Eric Harris, the director of Public Policy with Disability Rights California, told The Center Square Wednesday that the organization still has major concerns about the bill and is “disappointed” in its passage on Wednesday.
“Forced treatment and not providing guaranteed housing is not going to be beneficial to a lot of these people,” Harris said. “We believe that voluntary treatment options that are robust and guarantee accessible, affordable housing is going to bring out the best results and have people who want to engage in this type of process.”
Harris said the bill was constructed without input from a “large number of disability leaders,” noting that leaders at Disability Rights California “weren’t consulted at all.”
The bill received several amendments in its final days in the Legislature, including one that phases in implementation. The counties of Glenn, Orange, Riverside, San Diego, Stanislaus, Tuolumne and the city and county of San Francisco must implement the program by Oct. 1, 2023. The rest of the state has until Dec. 1, 2024.
Other amendments require funding from the Department of Health Care Services and substitute the director of county behavioral health as the petitioner if someone other than the director petitions the court.
As the bill wound its way through the Legislature, lawmakers raised concerns about how the program would be funded and whether counties would have the staffing to handle the program. In the end, the bill won praise from both Democratic and Republican lawmakers for its potential to curb addiction and homelessness.
“This measure, I believe, is the first truly bipartisan attempt to compassionately clear homeless encampments off our streets, sidewalks and highways, to assess the health behavior and needs of homeless individuals and to put together an actual plan to stop the downward spiral that many homeless individuals have so long been on,” Senator Brian Jones, R-Santee, said Wednesday.

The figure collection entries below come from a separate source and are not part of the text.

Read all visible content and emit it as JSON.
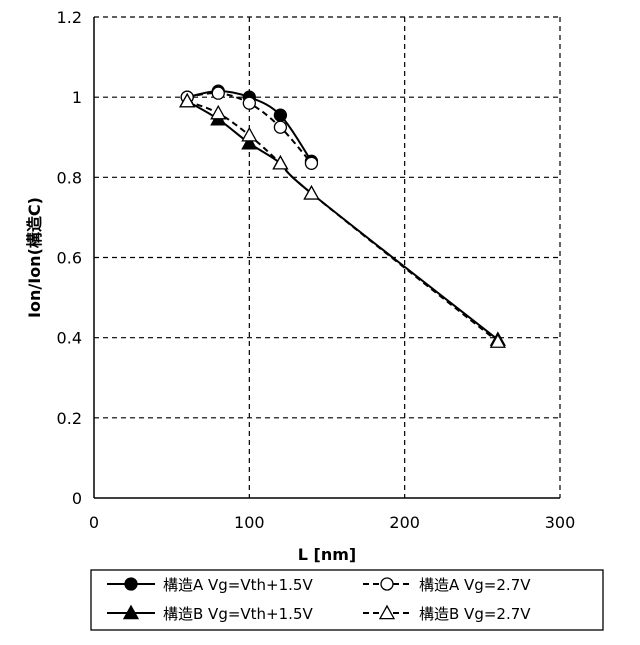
{
  "chart_data": {
    "type": "line",
    "xlabel": "L [nm]",
    "ylabel": "Ion/Ion(構造C)",
    "xlim": [
      0,
      300
    ],
    "ylim": [
      0,
      1.2
    ],
    "xticks": [
      "0",
      "100",
      "200",
      "300"
    ],
    "yticks": [
      "0",
      "0.2",
      "0.4",
      "0.6",
      "0.8",
      "1",
      "1.2"
    ],
    "grid": "dashed",
    "legend_position": "bottom",
    "series": [
      {
        "name": "構造A Vg=Vth+1.5V",
        "marker": "filled-circle",
        "line": "solid",
        "x": [
          60,
          80,
          100,
          120,
          140
        ],
        "y": [
          1.0,
          1.015,
          1.0,
          0.955,
          0.84
        ]
      },
      {
        "name": "構造A Vg=2.7V",
        "marker": "open-circle",
        "line": "dashed",
        "x": [
          60,
          80,
          100,
          120,
          140
        ],
        "y": [
          1.0,
          1.01,
          0.985,
          0.925,
          0.835
        ]
      },
      {
        "name": "構造B Vg=Vth+1.5V",
        "marker": "filled-triangle",
        "line": "solid",
        "x": [
          60,
          80,
          100,
          120,
          140,
          260
        ],
        "y": [
          0.99,
          0.945,
          0.885,
          0.835,
          0.76,
          0.395
        ]
      },
      {
        "name": "構造B Vg=2.7V",
        "marker": "open-triangle",
        "line": "dashed",
        "x": [
          60,
          80,
          100,
          120,
          140,
          260
        ],
        "y": [
          0.99,
          0.96,
          0.905,
          0.835,
          0.76,
          0.39
        ]
      }
    ]
  }
}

Two lawmakers voted against the measure – Assemblymember Ash Kalra and Mark Stone. In a statement sent to The Center Square, Kalra said he could not support the bill because the program has “missing pieces needed for an effective, sustainable solution.”
“While I echo the urgency to find a solution, if we do not couple permanent housing and wraparound services for our unhoused with severe mental illness, we are setting them up for failure,” Kalra said.
Newsom has until Sept. 30 to sign the legislation.